Long gone are the days when summer school is thought of as a punishment for receiving poor grades. For example, pastry chef Emily Inman, owner of Huckleberry Bakery and Bistro in Hannibal, demonstrated to students how to shape fondant into decorations to put on top of their emoji-themed treats. The students caught on quickly, adapting standard emojis — small graphics used in texts or other messages to convey emotion — into their own creations.
Inman remembered seeing cyclops emoji cupcakes, and course leader Stacey Mueller — a sixth grade English teacher — said some students created Pac-Man cupcakes, unicorn-themed treats, and even an “I’m poisoned” emoji cupcake.
“Watching her (Inman) has sparked some creativity in the kids,” Mueller said.
It’s no secret that the students had plenty of fun, laughing and talking as they spread icing over a pre-baked cake as the base of the creation.
“Do I have frosting on my face?” asked eighth grader Alexis Elliott to her friend Kyla Barnard.
But despite plenty of smiles in the HMS cafeteria, the course is far more than poop emojis and icing.
The baking class has taught basic kitchen skills, from how to safely use a stove to understanding units of measurement. Mueller said the course aims to be well-rounded.
“They’re good life skills for the kids to learn,” she said.
Mueller explained the course also explored different cultures that culminated in baking four traditionally-significant cookies from various parts of the world, including China, Mexico, Sweden and Italy.
Reign Creech, a seventh grader, explained how to make a thumbprint cookie filled with jam, a cookie popular with Italians.
His favorite part of the class is “either making the food and experimenting with different ingredients...” “Or eating it,” he said after a slight pause.
It was important to get Inman, a Hannibal native, involved in the course, according to Mueller.
“She has pride in giving back to the community. And she’s a face that they will see. They get to see how learning these skills can turn into a long-term career,” Mueller said.

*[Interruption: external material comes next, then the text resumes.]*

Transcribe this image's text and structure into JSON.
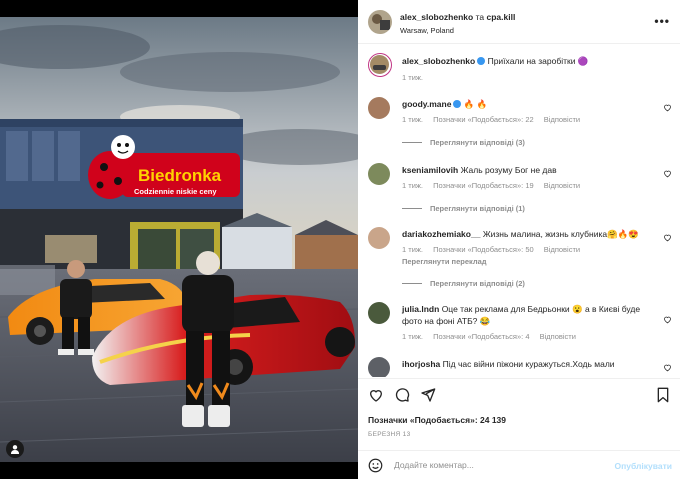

Inman said she thought she’d need to give more personalized attention to each students, but was surprised to see how eager the students were.
“It’s great, because they’re happy with their creations and no one is saying ‘mine is better than yours’ and they’ve done something they’ve never done before,” she said. “A lot of kids haven’t made stuff from scratch before. I want kids to know how easy it is to make things from scratch that’s without preservatives or all this extra stuff.”
At the end of the class Wednesday, the group of roughly 30 kids each posed with two cupcakes they decorated, representing their creativity — and who knows, perhaps a burgeoning career.
“I think it’s given them some opportunities to explore a talent that they maybe didn’t know they have,” Mueller said.